Conversely, if Gold reclaims $2,350, that will expose additional key resistance levels such as the June 7 cycle high of $2,387, before challenging the $2,400 figure.

Gold

Gold has played a fundamental role in human history, as it has been widely used as a store of value and medium of exchange. Today, aside from its brilliance and use for jewelry, the precious metal is considered a safe haven asset, meaning it is considered a good investment in turbulent times. Gold is also considered a hedge against inflation and currency depreciation, since it does not depend on any specific issuer or government.

Central banks are the largest holders of Gold. In their aim to support their currencies in turbulent times, central banks tend to diversify their reserves and purchase Gold to improve the perception of strength of the economy and currency. High Gold reserves can be a source of confidence for the solvency of a country. Central banks added 1,136 tons of gold worth about $70 billion to their reserves in 2022, according to data from the World Gold Council. This is the largest annual purchase since records exist. Central banks in emerging economies such as China, India and Türkiye are rapidly increasing their gold reserves.

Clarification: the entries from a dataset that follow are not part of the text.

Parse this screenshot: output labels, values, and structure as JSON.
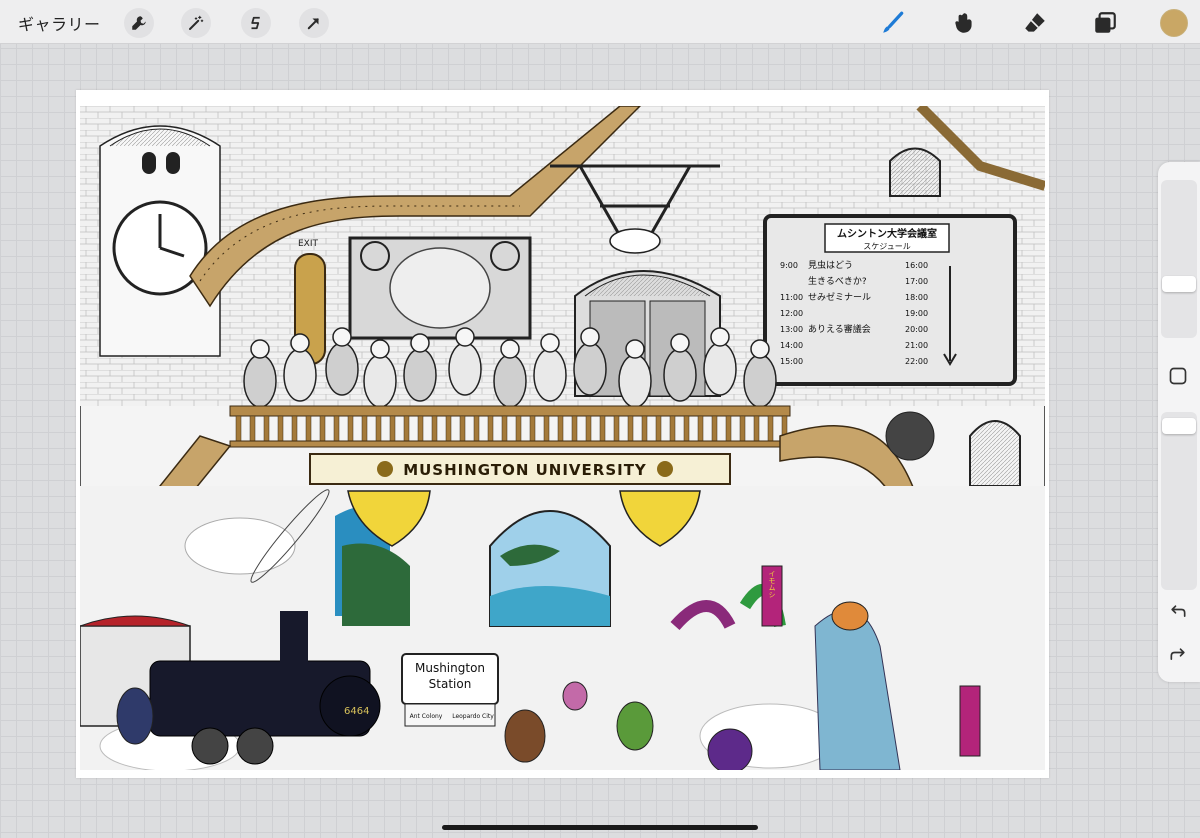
{
  "topbar": {
    "gallery_label": "ギャラリー",
    "left_tools": [
      {
        "name": "wrench-icon"
      },
      {
        "name": "magic-wand-icon"
      },
      {
        "name": "selection-icon"
      },
      {
        "name": "transform-arrow-icon"
      }
    ],
    "right_tools": [
      {
        "name": "brush-icon",
        "active": true,
        "color": "#1e7bd6"
      },
      {
        "name": "smudge-icon"
      },
      {
        "name": "eraser-icon"
      },
      {
        "name": "layers-icon"
      }
    ],
    "current_color": "#c9a765"
  },
  "artwork": {
    "sign_title": "MUSHINGTON UNIVERSITY",
    "board_title": "ムシントン大学会議室",
    "board_subtitle": "スケジュール",
    "schedule": [
      {
        "time": "9:00",
        "event": "見虫はどう"
      },
      {
        "time": "",
        "event": "生きるべきか?"
      },
      {
        "time": "11:00",
        "event": "せみゼミナール"
      },
      {
        "time": "12:00",
        "event": ""
      },
      {
        "time": "13:00",
        "event": "ありえる審議会"
      },
      {
        "time": "14:00",
        "event": ""
      },
      {
        "time": "15:00",
        "event": ""
      }
    ],
    "schedule_right_times": [
      "16:00",
      "17:00",
      "18:00",
      "19:00",
      "20:00",
      "21:00",
      "22:00"
    ],
    "station_sign": {
      "line1": "Mushington",
      "line2": "Station",
      "left_dest": "Ant Colony",
      "right_dest": "Leopardo City"
    },
    "banner_text": "イモムシ",
    "exit_label": "EXIT",
    "train_number": "6464"
  },
  "sidebar": {
    "undo_icon": "undo-icon",
    "redo_icon": "redo-icon",
    "modify_icon": "square-button-icon"
  }
}
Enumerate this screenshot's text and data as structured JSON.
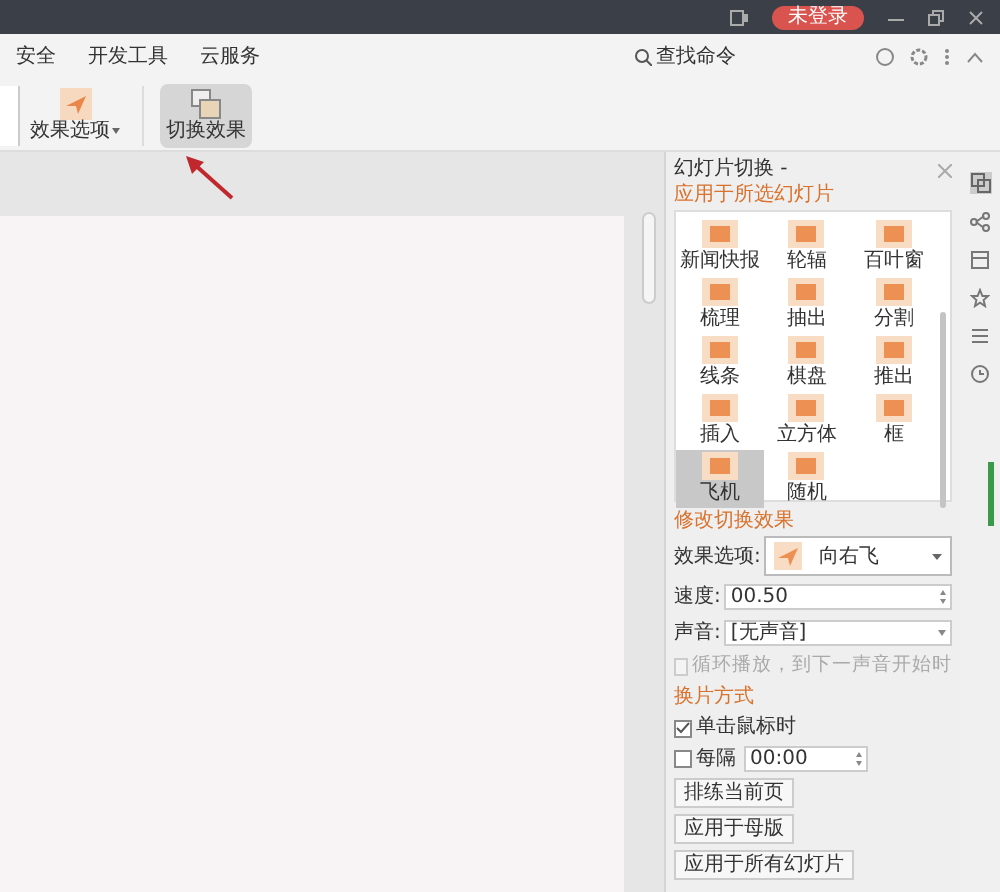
{
  "title_bar": {
    "login_badge": "未登录"
  },
  "menu": [
    {
      "label": "安全"
    },
    {
      "label": "开发工具"
    },
    {
      "label": "云服务"
    }
  ],
  "search": {
    "label": "查找命令"
  },
  "ribbon": [
    {
      "label": "效果选项",
      "kind": "dropdown",
      "selected": false
    },
    {
      "label": "切换效果",
      "kind": "button",
      "selected": true
    }
  ],
  "panel": {
    "title": "幻灯片切换 -",
    "apply_heading": "应用于所选幻灯片",
    "effects": [
      {
        "label": "新闻快报",
        "selected": false
      },
      {
        "label": "轮辐",
        "selected": false
      },
      {
        "label": "百叶窗",
        "selected": false
      },
      {
        "label": "梳理",
        "selected": false
      },
      {
        "label": "抽出",
        "selected": false
      },
      {
        "label": "分割",
        "selected": false
      },
      {
        "label": "线条",
        "selected": false
      },
      {
        "label": "棋盘",
        "selected": false
      },
      {
        "label": "推出",
        "selected": false
      },
      {
        "label": "插入",
        "selected": false
      },
      {
        "label": "立方体",
        "selected": false
      },
      {
        "label": "框",
        "selected": false
      },
      {
        "label": "飞机",
        "selected": true
      },
      {
        "label": "随机",
        "selected": false
      }
    ],
    "modify_heading": "修改切换效果",
    "effect_option": {
      "label": "效果选项:",
      "value": "向右飞"
    },
    "speed": {
      "label": "速度:",
      "value": "00.50"
    },
    "sound": {
      "label": "声音:",
      "value": "[无声音]"
    },
    "loop": {
      "label": "循环播放，到下一声音开始时",
      "checked": false,
      "disabled": true
    },
    "advance_heading": "换片方式",
    "on_click": {
      "label": "单击鼠标时",
      "checked": true
    },
    "every": {
      "label": "每隔",
      "checked": false,
      "value": "00:00"
    },
    "buttons": [
      "排练当前页",
      "应用于母版",
      "应用于所有幻灯片"
    ]
  }
}
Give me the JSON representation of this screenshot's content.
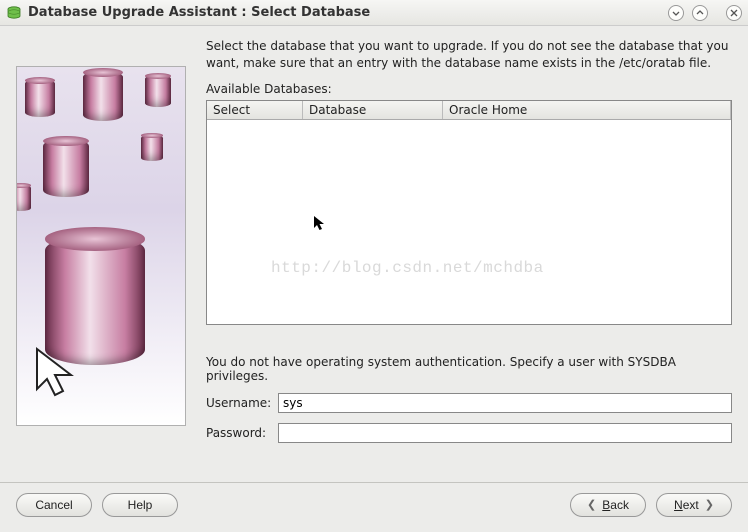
{
  "window": {
    "title": "Database Upgrade Assistant : Select Database"
  },
  "intro": "Select the database that you want to upgrade. If you do not see the database that you want, make sure that an entry with the database name exists in the /etc/oratab file.",
  "available_label": "Available Databases:",
  "table": {
    "columns": {
      "select": "Select",
      "database": "Database",
      "home": "Oracle Home"
    },
    "rows": []
  },
  "watermark": "http://blog.csdn.net/mchdba",
  "auth_message": "You do not have operating system authentication. Specify a user with SYSDBA privileges.",
  "fields": {
    "username_label": "Username:",
    "username_value": "sys",
    "password_label": "Password:",
    "password_value": ""
  },
  "buttons": {
    "cancel": "Cancel",
    "help": "Help",
    "back_label": "Back",
    "back_underline": "B",
    "next_label": "Next",
    "next_underline": "N"
  }
}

Gold has an inverse correlation with the US Dollar and US Treasuries, which are the main reserve and safe haven assets. When the Dollar depreciates, the price of Gold tends to rise, allowing investors and central banks to diversify their assets in turbulent times. Gold is also inversely correlated with risk assets. A rally in the stock market tends to weaken the price of Gold, while sell-offs in riskier markets tend to favor the precious metal.

The price of Gold can move due to a wide range of factors. Geopolitical instability or fear of a deep recession can cause the price of Gold to rise rapidly due to its status as a safe haven asset. As a non-yielding asset, the price of Gold tends to rise when interest rates fall, while rising money prices tend to weigh down the yellow metal. Still, most of the moves depend on how the US Dollar (USD) performs, as the asset is traded in dollars (XAU/USD). A strong Dollar tends to keep the price of Gold in check, while a weaker Dollar is likely to push up Gold prices.